The unidentified father from Sydney, Australia, sold his
car last weekend. The $15,000 (approximately $15,652 in U.S. dollars) in
proceeds was earmarked for his mortgage payment and other bills, according to Australian
media. Opting not to squirrel away the loot in a mattress or bury it in his
backyard, he decided to hide it his oven, which rarely gets used.
Bad move: Turns out, his wife decided to use the oven
that day, preheating it for chicken nuggets for their two children and, yes,
cooked the cash.
"It was everything I had," he told the news
station. "I've got nothing to my name. That money was supposed to go
towards my mortgage."
His wife was equally distraught and, reportedly, could
not stop crying when telling her husband after she discovered what happened:
The cash was baked into a colorful burnt mess.

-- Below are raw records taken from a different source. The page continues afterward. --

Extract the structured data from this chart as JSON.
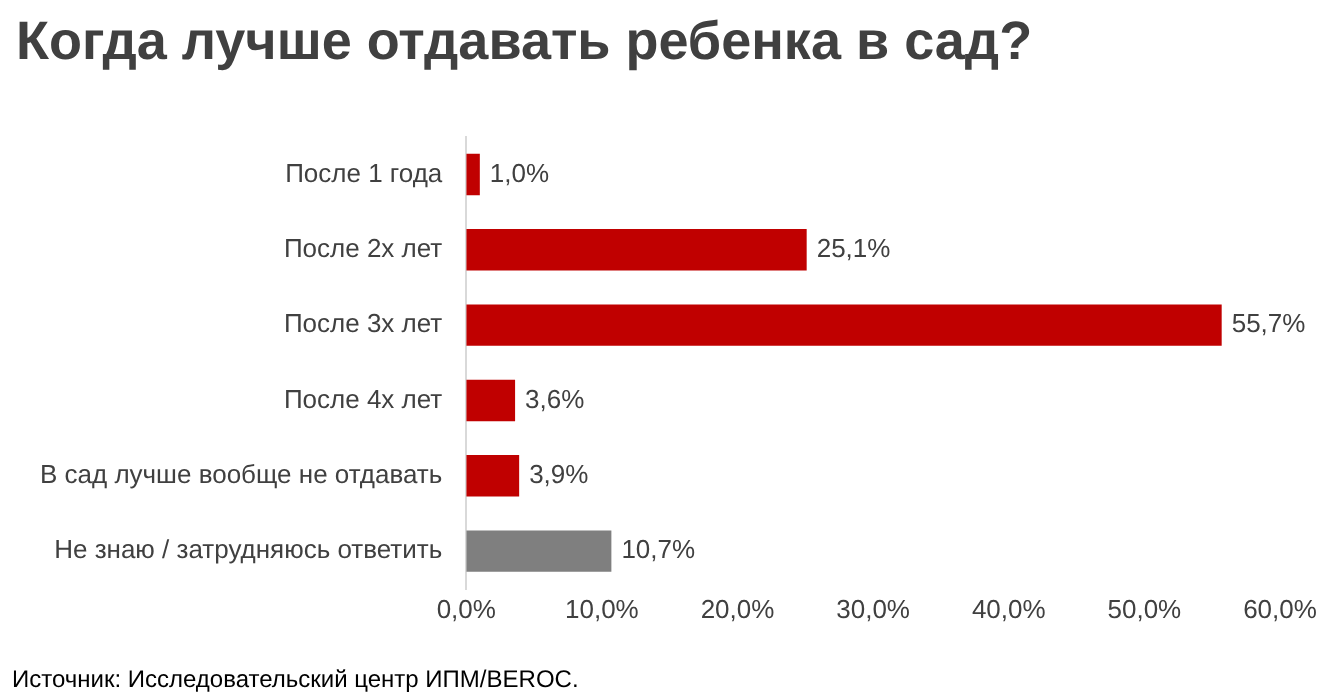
{
  "chart_data": {
    "type": "bar",
    "orientation": "horizontal",
    "title": "Когда лучше отдавать ребенка в сад?",
    "categories": [
      "После 1 года",
      "После 2х лет",
      "После 3х лет",
      "После 4х лет",
      "В сад лучше вообще не отдавать",
      "Не знаю / затрудняюсь ответить"
    ],
    "values": [
      1.0,
      25.1,
      55.7,
      3.6,
      3.9,
      10.7
    ],
    "colors": [
      "#c00000",
      "#c00000",
      "#c00000",
      "#c00000",
      "#c00000",
      "#7f7f7f"
    ],
    "value_labels": [
      "1,0%",
      "25,1%",
      "55,7%",
      "3,6%",
      "3,9%",
      "10,7%"
    ],
    "xlim": [
      0,
      60
    ],
    "xticks": [
      {
        "value": 0,
        "label": "0,0%"
      },
      {
        "value": 10,
        "label": "10,0%"
      },
      {
        "value": 20,
        "label": "20,0%"
      },
      {
        "value": 30,
        "label": "30,0%"
      },
      {
        "value": 40,
        "label": "40,0%"
      },
      {
        "value": 50,
        "label": "50,0%"
      },
      {
        "value": 60,
        "label": "60,0%"
      }
    ],
    "grid": false,
    "legend": false,
    "annotations": [
      "Источник: Исследовательский центр ИПМ/BEROC."
    ]
  }
}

The man reached out to his lender and the Reserve Bank of
Australia for help.
The Reserve Bank advises people to take damaged currency
to a bank. According to the Reserve Bank policy, "if several pieces of the
same banknote are presented, the Reserve Bank's policy is for each piece to be
worth a share of the value in proportion to its size... The combined value paid
should be the face value of the original banknote."